Paralysis with intubation should be considered early; however, paralysis may not be possible due to the mechanism of action. DNP affects muscle contraction at the cellular level, whereas paralytic agents impact the neuromuscular junction. Rigidity causing difficult intubations has been reported in numerous case reports. In this patient, blind nasal tracheal intubation was possible and potentially was facilitated by paralysis of the vocal cords in an open position. A surgical airway should also be considered.

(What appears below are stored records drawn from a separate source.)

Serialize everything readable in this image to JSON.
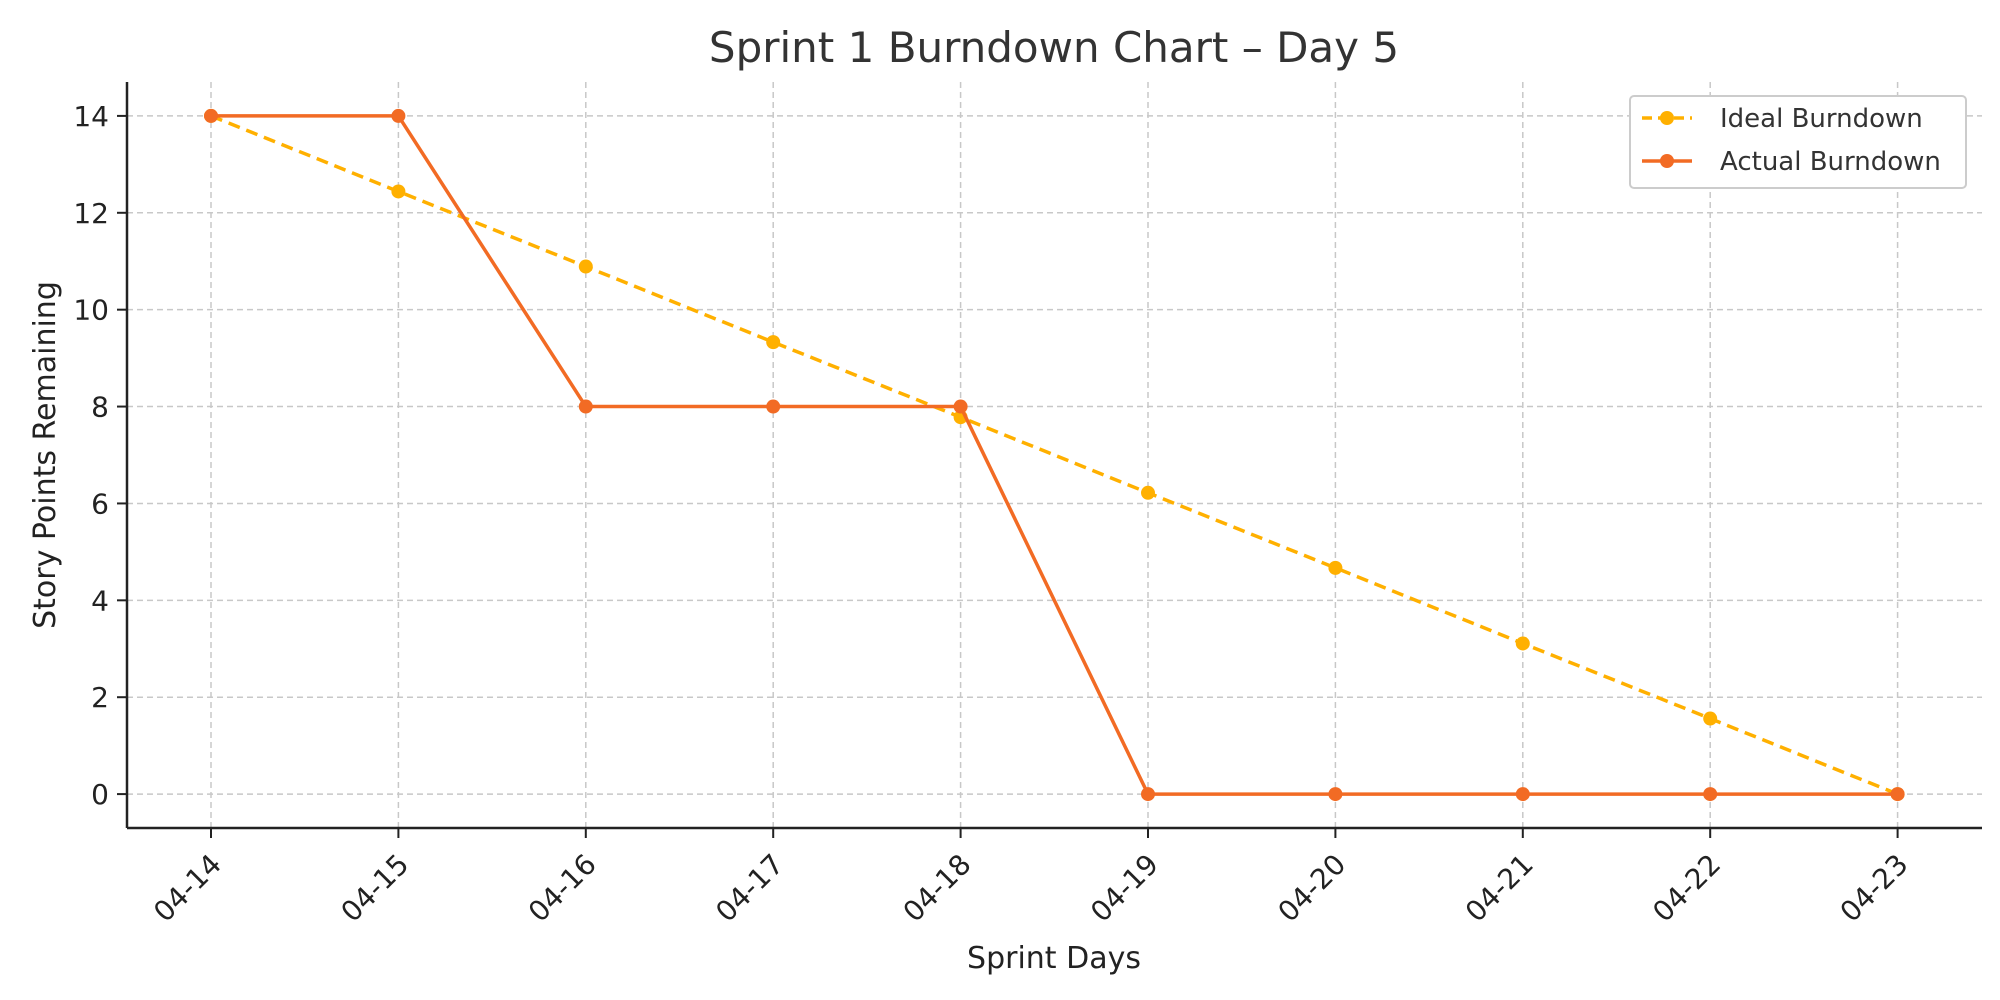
{
  "chart_data": {
    "type": "line",
    "title": "Sprint 1 Burndown Chart – Day 5",
    "xlabel": "Sprint Days",
    "ylabel": "Story Points Remaining",
    "categories": [
      "04-14",
      "04-15",
      "04-16",
      "04-17",
      "04-18",
      "04-19",
      "04-20",
      "04-21",
      "04-22",
      "04-23"
    ],
    "ylim": [
      -0.7,
      14.7
    ],
    "yticks": [
      0,
      2,
      4,
      6,
      8,
      10,
      12,
      14
    ],
    "grid": true,
    "legend_position": "top-right",
    "series": [
      {
        "name": "Ideal Burndown",
        "color": "#FFB000",
        "style": "dashed",
        "values": [
          14,
          12.44,
          10.89,
          9.33,
          7.78,
          6.22,
          4.67,
          3.11,
          1.56,
          0
        ]
      },
      {
        "name": "Actual Burndown",
        "color": "#F26B24",
        "style": "solid",
        "values": [
          14,
          14,
          8,
          8,
          8,
          0,
          0,
          0,
          0,
          0
        ]
      }
    ]
  }
}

Aggressive cooling is likely the best hope for survival. From the authors’ perspective, the impact of DNP at the cellular level is likely to become irreversible at some point where no amount of cooling or pharmacological intervention will result in survival—a “point of no return.” The decoupling of oxidative phosphorylation and the conversion of glucose into heat increase the body temperature, which likely accelerates the rate of reaction, resulting in more heat production, similar to an explosion. Stopping the process before it reaches the point of no return is essential. The question to be answered is how to determine that point of no return. The authors suggest that a core temperature above 38.3°C (101°F) should prompt aggressive treatment, including intubation and aggressive cooling.